25. May 2026 Veröffentlicht | Aus dem Spanischen übersetzt

Der deutsche Zeichner Claus Daniel Herrmann landet in den USA mit Pink Monsters, einem Comic, der einem 14-jährigen Jungen folgt, der seine Homosexualität entdeckt, während sein Vater mit Depressionen kämpft. Eine Heilerin gibt seinen Zeichnungen und seiner sexuellen Orientierung die Schuld an der Krankheit und zeigt, wie falsche Autoritäten manipulieren und wie der junge Mann sich wehren und Akzeptanz finden kann. Erhältlich ab dem 26. Mai.

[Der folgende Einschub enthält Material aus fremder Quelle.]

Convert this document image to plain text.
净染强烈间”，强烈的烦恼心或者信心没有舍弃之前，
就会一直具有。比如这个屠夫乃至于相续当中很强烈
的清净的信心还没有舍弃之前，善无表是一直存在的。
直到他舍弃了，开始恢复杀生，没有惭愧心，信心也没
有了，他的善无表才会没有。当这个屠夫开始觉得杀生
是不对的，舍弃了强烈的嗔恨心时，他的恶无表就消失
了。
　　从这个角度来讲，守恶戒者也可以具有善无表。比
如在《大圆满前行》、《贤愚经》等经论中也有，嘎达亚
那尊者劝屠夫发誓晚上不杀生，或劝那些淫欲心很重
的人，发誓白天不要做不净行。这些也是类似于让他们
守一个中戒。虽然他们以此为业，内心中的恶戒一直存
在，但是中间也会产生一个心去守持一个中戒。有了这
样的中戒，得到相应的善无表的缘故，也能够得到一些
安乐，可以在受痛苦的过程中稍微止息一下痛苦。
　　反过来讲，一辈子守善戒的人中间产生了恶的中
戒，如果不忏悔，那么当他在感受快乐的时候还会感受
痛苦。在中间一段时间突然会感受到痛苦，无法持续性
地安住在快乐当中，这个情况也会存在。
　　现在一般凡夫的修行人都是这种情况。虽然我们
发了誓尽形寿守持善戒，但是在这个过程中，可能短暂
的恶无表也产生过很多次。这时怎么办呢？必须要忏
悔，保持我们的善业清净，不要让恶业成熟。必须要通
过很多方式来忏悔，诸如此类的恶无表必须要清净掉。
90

Ein Teenager sitzt an einem unordentlichen Schreibtisch und zeichnet Monster in ein Skizzenbuch, im Hintergrund liegt sein Vater zusammengesunken auf dem Sofa. Eine streng dreinblickende Frau in Volkstracht zeigt anklagend auf die Zeichnungen, während der Junge einen Bleistift umklammert, sein Ausdruck trotzig. Der Raum wird schwach von einer Schreibtischlampe beleuchtet, die lange Schatten wirft. Filmisches Storytelling, realistischer Comic-Stil, emotionale Spannung, sichtbare Bleistiftstriche und Papierstruktur, warmes amberfarbenes Licht im Kontrast zu kalten blauen Schatten, fotorealistische Charakterdarstellung, dramatische Komposition.

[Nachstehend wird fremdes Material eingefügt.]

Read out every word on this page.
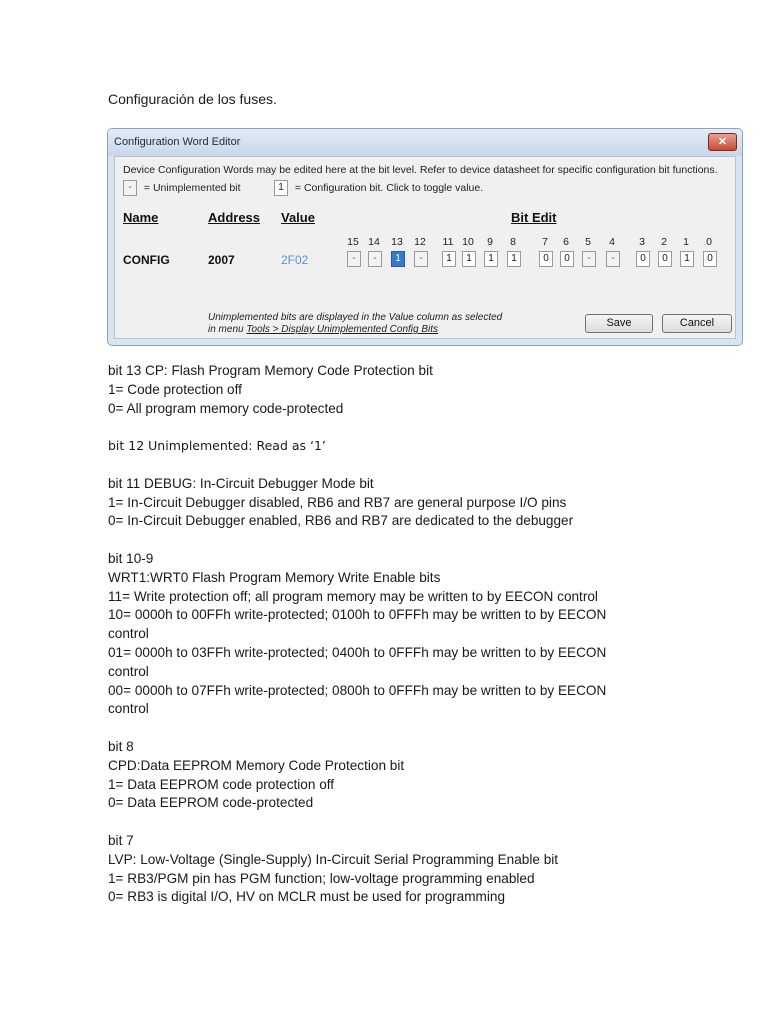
Configuración de los fuses.
Configuration Word Editor	✕
Device Configuration Words may be edited here at the bit level. Refer to device datasheet for specific configuration bit functions.
- = Unimplemented bit	1 = Configuration bit. Click to toggle value.
Name	Address Value	Bit Edit
15 14 13 12 11 10 9 8 7 6 5 4 3 2 1 0
CONFIG	2007	2F02	-	-	1	-	1	1	1	1	0	0	-	-	0	0	1	0
Unimplemented bits are displayed in the Value column as selected
in menu Tools > Display Unimplemented Config Bits
Save	Cancel
bit 13 CP: Flash Program Memory Code Protection bit
1= Code protection off
0= All program memory code-protected
bit 12 Unimplemented: Read as ‘1’
bit 11 DEBUG: In-Circuit Debugger Mode bit
1= In-Circuit Debugger disabled, RB6 and RB7 are general purpose I/O pins
0= In-Circuit Debugger enabled, RB6 and RB7 are dedicated to the debugger
bit 10-9
WRT1:WRT0 Flash Program Memory Write Enable bits
11= Write protection off; all program memory may be written to by EECON control
10= 0000h to 00FFh write-protected; 0100h to 0FFFh may be written to by EECON
control
01= 0000h to 03FFh write-protected; 0400h to 0FFFh may be written to by EECON
control
00= 0000h to 07FFh write-protected; 0800h to 0FFFh may be written to by EECON
control
bit 8
CPD:Data EEPROM Memory Code Protection bit
1= Data EEPROM code protection off
0= Data EEPROM code-protected
bit 7
LVP: Low-Voltage (Single-Supply) In-Circuit Serial Programming Enable bit
1= RB3/PGM pin has PGM function; low-voltage programming enabled
0= RB3 is digital I/O, HV on MCLR must be used for programming
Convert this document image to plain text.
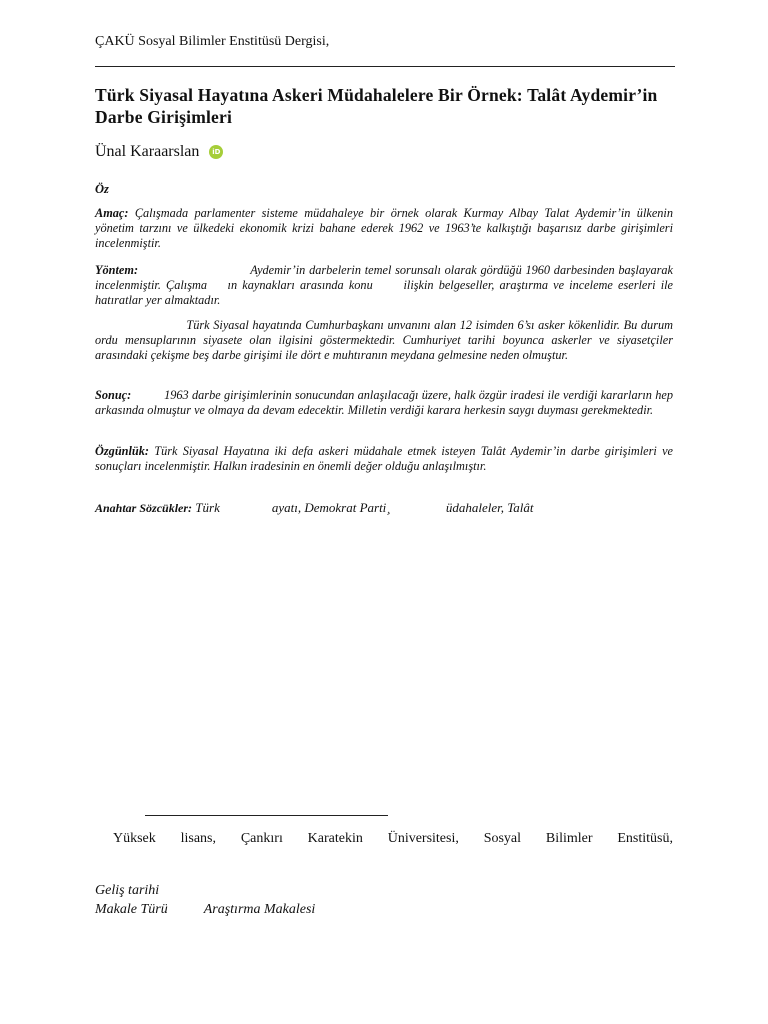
ÇAKÜ Sosyal Bilimler Enstitüsü Dergisi,
Türk Siyasal Hayatına Askeri Müdahalelere Bir Örnek: Talât Aydemir’in Darbe Girişimleri
Ünal Karaarslan	iD
Öz
Amaç: Çalışmada parlamenter sisteme müdahaleye bir örnek olarak Kurmay Albay Talat Aydemir’in ülkenin yönetim tarzını ve ülkedeki ekonomik krizi bahane ederek 1962 ve 1963’te kalkıştığı başarısız darbe girişimleri incelenmiştir.
Yöntem:                              Aydemir’in darbelerin temel sorunsalı olarak gördüğü 1960 darbesinden başlayarak incelenmiştir. Çalışma    ın kaynakları arasında konu      ilişkin belgeseller, araştırma ve inceleme eserleri ile hatıratlar yer almaktadır.
Türk Siyasal hayatında Cumhurbaşkanı unvanını alan 12 isimden 6’sı asker kökenlidir. Bu durum ordu mensuplarının siyasete olan ilgisini göstermektedir. Cumhuriyet tarihi boyunca askerler ve siyasetçiler arasındaki çekişme beş darbe girişimi ile dört e muhtıranın meydana gelmesine neden olmuştur.
Sonuç:          1963 darbe girişimlerinin sonucundan anlaşılacağı üzere, halk özgür iradesi ile verdiği kararların hep arkasında olmuştur ve olmaya da devam edecektir. Milletin verdiği karara herkesin saygı duyması gerekmektedir.
Özgünlük: Türk Siyasal Hayatına iki defa askeri müdahale etmek isteyen Talât Aydemir’in darbe girişimleri ve sonuçları incelenmiştir. Halkın iradesinin en önemli değer olduğu anlaşılmıştır.
Anahtar Sözcükler: Türk                ayatı, Demokrat Parti¸                 üdahaleler, Talât
Yüksek lisans, Çankırı Karatekin Üniversitesi, Sosyal Bilimler Enstitüsü,
Geliş tarihi
Makale Türü	Araştırma Makalesi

Kunst als Sündenbock in der visuellen Erzählung 🎨

Herrmann baut die Geschichte mit einem klaren und ausdrucksstarken Strich auf und verwendet die Farbe Rosa als zentrales Element, um die Dunkelheit der väterlichen Depression zu kontrastieren. Die Entwicklung des Protagonisten wird durch Panels gestützt, die die Realität mit seinen gezeichneten Monstern abwechseln und so seinen inneren Kampf symbolisieren. Die Kritik an Heilern und falschen Autoritäten wird durch direkte Dialoge verstärkt, ohne in erzwungene Moralvorstellungen zu verfallen. Das narrative Tempo balanciert harte Momente mit kleinen Gesten des Widerstands aus, sodass der Leser den Prozess begleiten kann, ohne sich überwältigt zu fühlen.

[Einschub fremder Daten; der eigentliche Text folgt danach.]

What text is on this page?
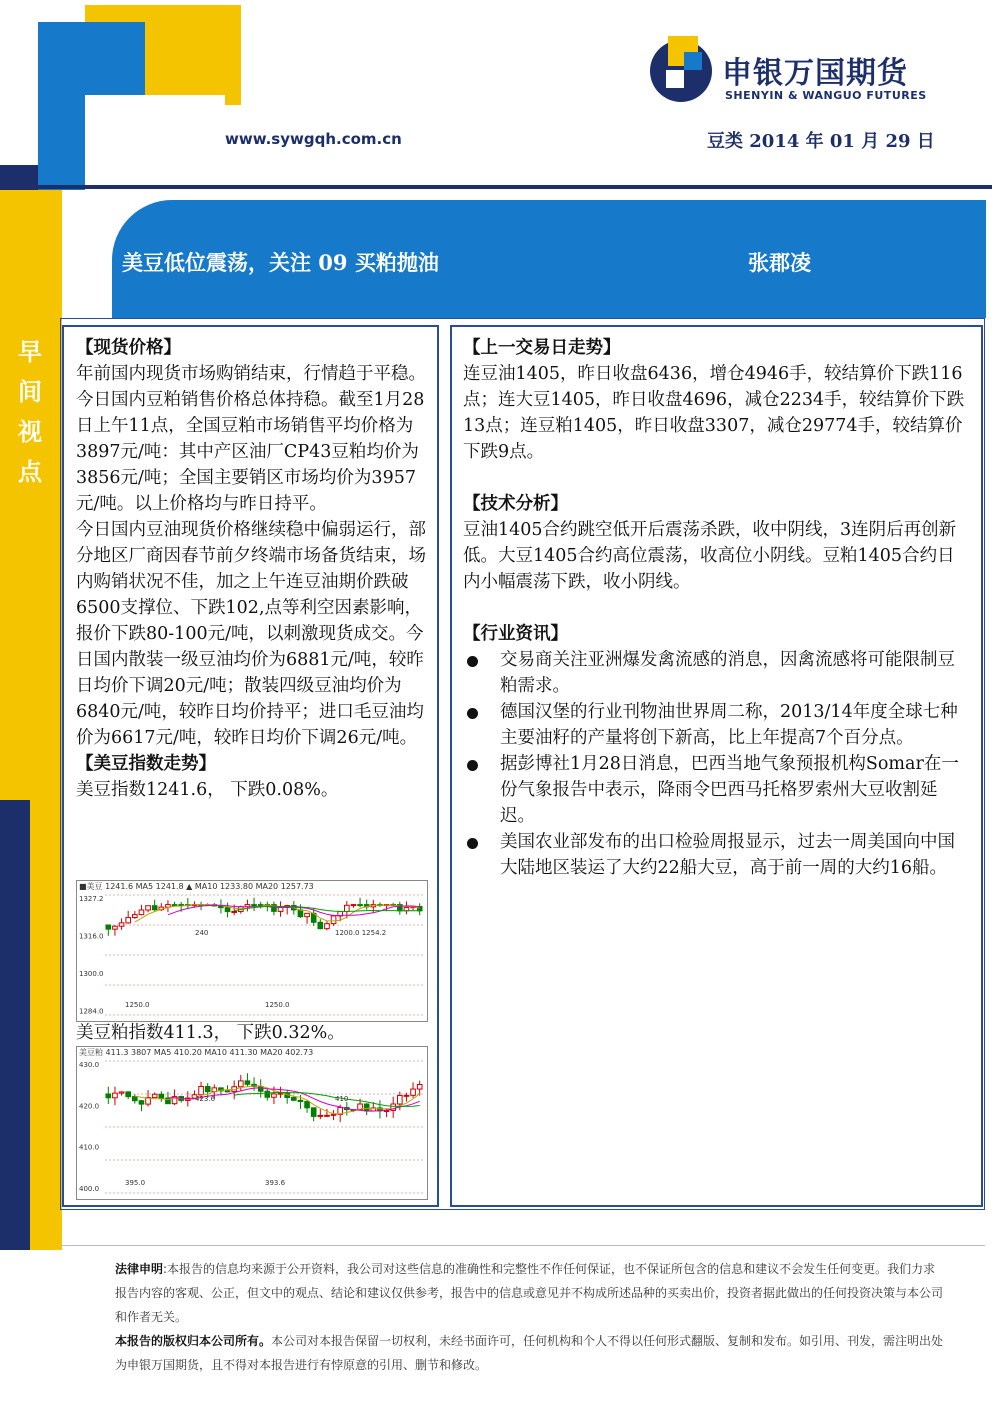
www.sywgqh.com.cn	豆类 2014 年 01 月 29 日
申银万国期货
SHENYIN & WANGUO FUTURES
早间视点
美豆低位震荡，关注 09 买粕抛油	张郡凌

【现货价格】

年前国内现货市场购销结束，行情趋于平稳。

今日国内豆粕销售价格总体持稳。截至1月28日上午11点，全国豆粕市场销售平均价格为3897元/吨：其中产区油厂CP43豆粕均价为3856元/吨；全国主要销区市场均价为3957元/吨。以上价格均与昨日持平。

今日国内豆油现货价格继续稳中偏弱运行，部分地区厂商因春节前夕终端市场备货结束，场内购销状况不佳，加之上午连豆油期价跌破6500支撑位、下跌102,点等利空因素影响，报价下跌80-100元/吨，以刺激现货成交。今日国内散装一级豆油均价为6881元/吨，较昨日均价下调20元/吨；散装四级豆油均价为6840元/吨，较昨日均价持平；进口毛豆油均价为6617元/吨，较昨日均价下调26元/吨。

【美豆指数走势】

美豆指数1241.6， 下跌0.08%。

美豆粕指数411.3， 下跌0.32%。
■美豆 1241.6 MA5 1241.8 ▲ MA10 1233.80 MA20 1257.73
1327.2
1316.0
1300.0
1284.0
1250.0
240
1250.0
1200.0 1254.2
美豆粕 411.3 3807 MA5 410.20 MA10 411.30 MA20 402.73
430.0
420.0
410.0
400.0
395.0
423.6
393.6
410

【上一交易日走势】

连豆油1405，昨日收盘6436，增仓4946手，较结算价下跌116点；连大豆1405，昨日收盘4696，减仓2234手，较结算价下跌13点；连豆粕1405，昨日收盘3307，减仓29774手，较结算价下跌9点。

【技术分析】

豆油1405合约跳空低开后震荡杀跌，收中阴线，3连阴后再创新低。大豆1405合约高位震荡，收高位小阴线。豆粕1405合约日内小幅震荡下跌，收小阴线。

【行业资讯】

交易商关注亚洲爆发禽流感的消息，因禽流感将可能限制豆粕需求。
德国汉堡的行业刊物油世界周二称，2013/14年度全球七种主要油籽的产量将创下新高，比上年提高7个百分点。
据彭博社1月28日消息，巴西当地气象预报机构Somar在一份气象报告中表示，降雨令巴西马托格罗索州大豆收割延迟。
美国农业部发布的出口检验周报显示，过去一周美国向中国大陆地区装运了大约22船大豆，高于前一周的大约16船。

法律申明:本报告的信息均来源于公开资料，我公司对这些信息的准确性和完整性不作任何保证，也不保证所包含的信息和建议不会发生任何变更。我们力求报告内容的客观、公正，但文中的观点、结论和建议仅供参考，报告中的信息或意见并不构成所述品种的买卖出价，投资者据此做出的任何投资决策与本公司和作者无关。

本报告的版权归本公司所有。本公司对本报告保留一切权利，未经书面许可，任何机构和个人不得以任何形式翻版、复制和发布。如引用、刊发，需注明出处为申银万国期货，且不得对本报告进行有悖原意的引用、删节和修改。
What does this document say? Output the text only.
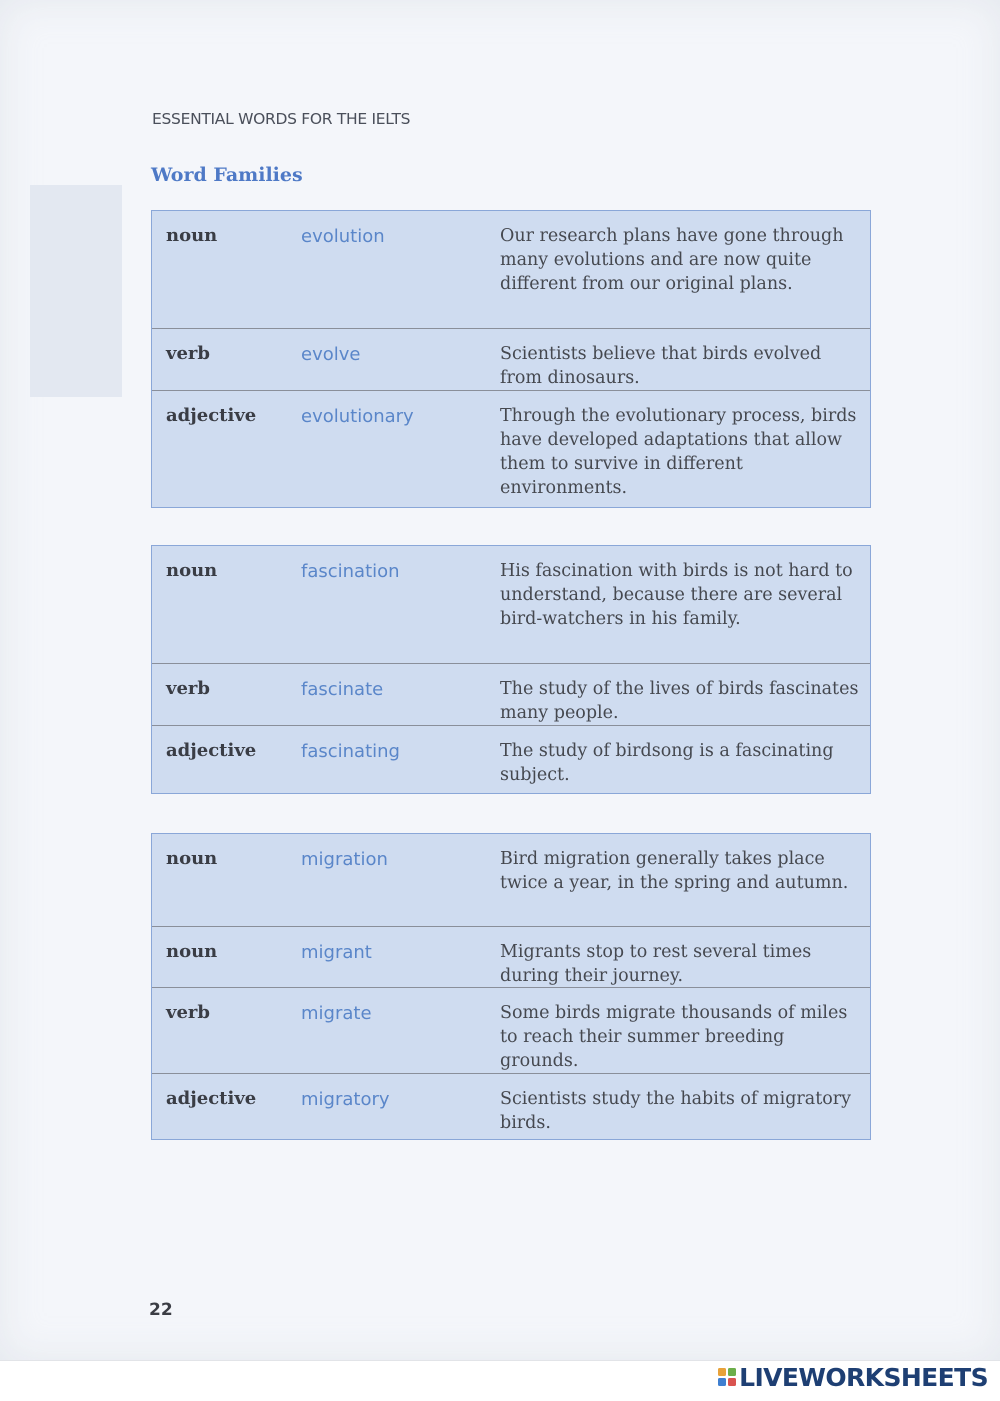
ESSENTIAL WORDS FOR THE IELTS
Word Families
noun	evolution	Our research plans have gone through many evolutions and are now quite different from our original plans.
verb	evolve	Scientists believe that birds evolved from dinosaurs.
adjective evolutionary	Through the evolutionary process, birds have developed adaptations that allow them to survive in different environments.
noun	fascination	His fascination with birds is not hard to understand, because there are several bird-watchers in his family.
verb	fascinate	The study of the lives of birds fascinates many people.
adjective fascinating	The study of birdsong is a fascinating subject.
noun	migration	Bird migration generally takes place twice a year, in the spring and autumn.
noun	migrant	Migrants stop to rest several times during their journey.
verb	migrate	Some birds migrate thousands of miles to reach their summer breeding grounds.
adjective migratory	Scientists study the habits of migratory birds.
22
LIVEWORKSHEETS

Die Heilerin, die das Psychologie-Handbuch nicht gelesen hat 😤

Denn klar, die Schuld auf die Zeichnungen eines Teenagers zu schieben, ist einfacher, als zu akzeptieren, dass Depressionen nicht mit Räucherstäbchen oder Beschuldigungen geheilt werden. Die Dame vom Dienst hat sicher ein Diplom in kreativer Schuldzuweisung, Spezialgebiet: die Schuld auf alles schieben, was man nicht versteht. Während der Vater versinkt, entdeckt der Junge, dass seine rosa Monster bessere Therapeuten sind als die Heilerin. Zumindest verlangen sie kein Honorar pro Sitzung und sagen ihm nicht, dass Zeichnen Sünde sei.